The Uganda National Examinations board chairperson, Prof Mary Okwakol (left), hands over the 2016 PLE results handbook to Education minister Janet Museveni in Kampala on January 12 last year. Teachers have rejected Nakaseke District chairperson Ignatius Koomu’s suggestion requiring them to sit PLE. FILE PHOTO

What you need to know:

  • Asked why they are objecting being re-examined, Mr Baguma argued that it will undermine their profession and questions the credibility of the district education service mandated to recruit the teachers.
  • State minister for Primary Education Rosemary Seninde condemned Mr Kooma’s plans saying they frustrate teachers’ efforts in educating the country’s citizens.
  • In 2016, the district demoted 23 primary head teachers to the level of classroom teachers and transferred more than 30 over poor performance. This followed a council decision to have all head teachers whose PLE results show more than 30 per cent failure rate demoted.

Teachers have warned that they will withdraw their labour if the Nakaseke District chairperson, Mr Ignatius Koomu, does not reconsider his earlier position to have them resit Primary Leaving Examinations (PLE).

In a letter to Education minister Janet Museveni, Mr Filbert Baguma, the Uganda National Teachers Union general secretary, asked government to block Mr Koomu from subjecting Nakaseke’s 844 primary teachers to sit PLE.
“We have requested her to intervene. If government chooses not to respond, the day the chairperson puts the date for the examination is the day the teachers will lay down their tools until he publicly apologises to the teaching profession,” Mr Baguma said yesterday.

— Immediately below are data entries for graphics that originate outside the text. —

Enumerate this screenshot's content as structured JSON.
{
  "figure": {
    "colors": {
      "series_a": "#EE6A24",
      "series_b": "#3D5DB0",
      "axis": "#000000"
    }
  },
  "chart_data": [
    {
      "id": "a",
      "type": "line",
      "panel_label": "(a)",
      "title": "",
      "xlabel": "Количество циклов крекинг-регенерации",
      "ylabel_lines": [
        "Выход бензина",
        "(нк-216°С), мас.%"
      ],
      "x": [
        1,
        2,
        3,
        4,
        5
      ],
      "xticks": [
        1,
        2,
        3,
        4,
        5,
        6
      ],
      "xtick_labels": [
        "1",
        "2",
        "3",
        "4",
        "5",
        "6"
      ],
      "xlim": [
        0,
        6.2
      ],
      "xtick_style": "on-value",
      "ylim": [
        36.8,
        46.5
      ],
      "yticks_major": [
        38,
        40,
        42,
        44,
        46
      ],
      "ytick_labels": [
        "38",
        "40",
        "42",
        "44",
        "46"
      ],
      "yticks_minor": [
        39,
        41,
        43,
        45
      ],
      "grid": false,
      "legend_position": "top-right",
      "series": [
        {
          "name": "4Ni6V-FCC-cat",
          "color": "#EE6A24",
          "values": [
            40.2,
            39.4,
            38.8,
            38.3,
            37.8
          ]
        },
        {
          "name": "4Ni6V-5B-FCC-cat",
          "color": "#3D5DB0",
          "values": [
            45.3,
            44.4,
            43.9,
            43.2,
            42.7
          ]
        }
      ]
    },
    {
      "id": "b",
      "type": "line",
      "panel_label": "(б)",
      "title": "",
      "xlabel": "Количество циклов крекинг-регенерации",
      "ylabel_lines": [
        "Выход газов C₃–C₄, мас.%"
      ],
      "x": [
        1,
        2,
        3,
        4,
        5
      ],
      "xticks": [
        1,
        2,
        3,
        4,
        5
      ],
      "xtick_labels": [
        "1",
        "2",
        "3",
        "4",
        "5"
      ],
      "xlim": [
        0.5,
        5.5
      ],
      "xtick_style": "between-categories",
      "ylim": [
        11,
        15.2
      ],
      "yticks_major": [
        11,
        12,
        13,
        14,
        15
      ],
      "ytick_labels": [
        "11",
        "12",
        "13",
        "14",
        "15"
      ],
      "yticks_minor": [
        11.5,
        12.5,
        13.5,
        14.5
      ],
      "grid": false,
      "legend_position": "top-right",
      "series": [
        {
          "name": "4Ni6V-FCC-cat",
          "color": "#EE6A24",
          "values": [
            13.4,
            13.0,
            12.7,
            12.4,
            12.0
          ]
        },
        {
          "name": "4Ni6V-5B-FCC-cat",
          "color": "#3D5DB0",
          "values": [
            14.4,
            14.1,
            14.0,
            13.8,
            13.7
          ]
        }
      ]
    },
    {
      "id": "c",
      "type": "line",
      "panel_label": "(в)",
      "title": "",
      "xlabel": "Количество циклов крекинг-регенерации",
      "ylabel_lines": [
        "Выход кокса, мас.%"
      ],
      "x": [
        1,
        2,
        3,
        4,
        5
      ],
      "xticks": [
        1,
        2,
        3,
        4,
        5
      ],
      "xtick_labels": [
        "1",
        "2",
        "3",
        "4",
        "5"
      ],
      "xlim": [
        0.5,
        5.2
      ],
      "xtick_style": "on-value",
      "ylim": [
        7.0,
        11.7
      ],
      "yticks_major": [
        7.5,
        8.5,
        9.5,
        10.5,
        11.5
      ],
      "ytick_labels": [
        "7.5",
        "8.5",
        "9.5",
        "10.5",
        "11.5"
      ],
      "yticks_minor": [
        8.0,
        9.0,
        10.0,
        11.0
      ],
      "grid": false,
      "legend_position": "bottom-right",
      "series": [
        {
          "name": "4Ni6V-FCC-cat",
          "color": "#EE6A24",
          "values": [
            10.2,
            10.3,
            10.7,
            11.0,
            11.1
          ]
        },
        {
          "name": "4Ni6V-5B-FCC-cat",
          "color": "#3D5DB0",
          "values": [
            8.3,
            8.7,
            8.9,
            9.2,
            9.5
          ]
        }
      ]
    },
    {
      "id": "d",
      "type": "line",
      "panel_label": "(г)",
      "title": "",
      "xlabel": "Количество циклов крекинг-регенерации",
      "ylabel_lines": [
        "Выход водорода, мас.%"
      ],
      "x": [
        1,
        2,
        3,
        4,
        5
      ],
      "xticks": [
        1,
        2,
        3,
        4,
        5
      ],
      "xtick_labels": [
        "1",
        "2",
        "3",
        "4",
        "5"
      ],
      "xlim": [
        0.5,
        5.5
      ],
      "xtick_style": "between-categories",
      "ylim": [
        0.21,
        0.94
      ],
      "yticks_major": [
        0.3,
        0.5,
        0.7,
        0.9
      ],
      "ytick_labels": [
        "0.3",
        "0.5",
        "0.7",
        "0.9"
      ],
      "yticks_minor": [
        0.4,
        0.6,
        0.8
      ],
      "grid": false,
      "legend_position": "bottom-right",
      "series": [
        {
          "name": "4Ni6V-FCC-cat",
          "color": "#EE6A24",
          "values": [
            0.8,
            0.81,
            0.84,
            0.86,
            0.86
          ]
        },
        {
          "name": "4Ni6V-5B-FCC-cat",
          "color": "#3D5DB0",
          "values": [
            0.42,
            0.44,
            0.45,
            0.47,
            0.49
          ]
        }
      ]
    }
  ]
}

Asked why they are objecting being re-examined, Mr Baguma argued that it will undermine their profession and questions the credibility of the district education service mandated to recruit the teachers.
According to Mr Baguma, the pupils’ learning and performance depends on the teacher’s input and what the parents, environment and community contribute.

Condemned
State minister for Primary Education Rosemary Seninde condemned Mr Kooma’s plans saying they frustrate teachers’ efforts in educating the country’s citizens.
“We do appreciate that everybody is coming up with an initiative to improve teachers’ teaching. But it is wrong to bring up something, which will antagonise the teachers and schools. We have a district service commission, which recruits teachers....as a district chairperson, he doesn’t have that mandate,” Ms Seninde said in a recent interview.
Ms Jennifer Niwagaba, a teacher at Ngoma Primary School, yesterday told Daily Monitor that she sat PLE in 1977 and is not ready for another set.

Demoted
Mr Kooma last month said the teachers in his district would be asked to sit PLE to ascertain those with the skills to teach.
In 2016, the district demoted 23 primary head teachers to the level of classroom teachers and transferred more than 30 over poor performance. This followed a council decision to have all head teachers whose PLE results show more than 30 per cent failure rate demoted. The district had registered only 326 pupils in Division One out of 4,395 pupils.
Mr Koomu argued that many school heads started businesses and hardly supervise their duty stations.